Bruno no entendía cómo habían podido llegar a esa situación. Él estaba tan tranquilo, jugando en su casa de Berlín, con sus tres mejores amigos, y de pronto se encontraba atrapado en aquella casa fría y horrible donde parecía que nadie podría estar alegre nunca.
–¡Bruno, te he dicho que subas y deshagas las maletas ahora mismo! –le ordenó la Madre. Bruno supo que le hablaba en serio, así que se dio media vuelta sin decir nada más. Estuvo a punto de llorar. Subió al piso de arriba donde estaban las habitaciones y el cuarto de baño.
–Éste no es mi hogar y nunca lo será –susurró Bruno al entrar en su nueva habitación, donde estaba María organizando la ropa.
–Mi Madre me ha dicho que venga a ayudarte –dijo Bruno a María.
–Si quieres separa toda esa ropa y colócala en la cómoda –le contestó María señalando una bolsa que contenía todos sus calcetines, camisetas y calzoncillos.

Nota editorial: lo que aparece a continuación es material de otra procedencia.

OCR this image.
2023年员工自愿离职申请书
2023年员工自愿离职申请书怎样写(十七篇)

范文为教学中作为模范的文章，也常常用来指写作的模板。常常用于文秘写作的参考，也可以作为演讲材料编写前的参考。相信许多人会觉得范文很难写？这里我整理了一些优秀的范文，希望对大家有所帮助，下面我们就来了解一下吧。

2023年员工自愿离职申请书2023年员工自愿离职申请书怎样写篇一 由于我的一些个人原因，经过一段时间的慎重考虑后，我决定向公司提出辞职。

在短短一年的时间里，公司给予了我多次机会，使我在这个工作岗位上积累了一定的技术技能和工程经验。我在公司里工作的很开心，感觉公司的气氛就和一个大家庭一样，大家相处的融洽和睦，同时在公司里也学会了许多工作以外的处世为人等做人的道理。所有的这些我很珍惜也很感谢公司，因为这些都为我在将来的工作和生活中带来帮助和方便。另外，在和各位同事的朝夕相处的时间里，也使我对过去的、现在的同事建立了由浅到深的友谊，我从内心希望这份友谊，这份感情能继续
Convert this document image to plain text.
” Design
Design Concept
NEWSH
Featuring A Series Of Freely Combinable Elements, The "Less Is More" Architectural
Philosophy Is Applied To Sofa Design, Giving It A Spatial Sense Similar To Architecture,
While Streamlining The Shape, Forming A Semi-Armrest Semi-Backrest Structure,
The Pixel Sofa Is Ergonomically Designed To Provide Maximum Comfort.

–¿Tú qué piensas de todo esto, María? –preguntó Bruno.
–¿De qué? –dijo María.
–De todo esto. De que hayamos venido a un sitio como éste. ¿No crees que estamos cometiendo un grave error quedándonos a vivir aquí? –le contestó Bruno.
–Yo no soy nadie para opinar sobre esto, señorito Bruno. Tu Madre ya te ha explicado que es por el trabajo de tu padre –argumentó María.
–¡Estoy harto de oír hablar del trabajo de Padre! Es de lo único que se habla. Mira, si ese trabajo de Padre significa que tenemos que irnos de casa y que tengo que dejar la barandilla de la escalera y a mis tres mejores amigos para toda la vida, creo que Padre debería replantearse su trabajo –exclamó Bruno muy enfadado.
Entonces se oyó un ruido que provenía del pasillo. Bruno se asomó y vio cómo se abría un poco la puerta de la habitación de Madre y Padre. Se quedó muy quieto. Madre seguía abajo, lo cual significaba que Padre estaba allí y que quizá hubiera oído lo que Bruno acababa de decir. Se quedó mirando la puerta, temiendo que Padre apareciera de repente enfadado.
La puerta se abrió un poco más y Bruno no vio a su Padre sino a un hombre mucho más joven y más bajo que él. Vestía el mismo tipo de uniforme que Padre, pero con menos adornos. Estaba muy serio, tenía el pelo rubio y llevaba una caja en las manos y cuando vio a Bruno se quedó mirándolo fijamente como si no hubiera visto antes a otro niño. Al final lo saludó con un gesto rápido y siguió su camino.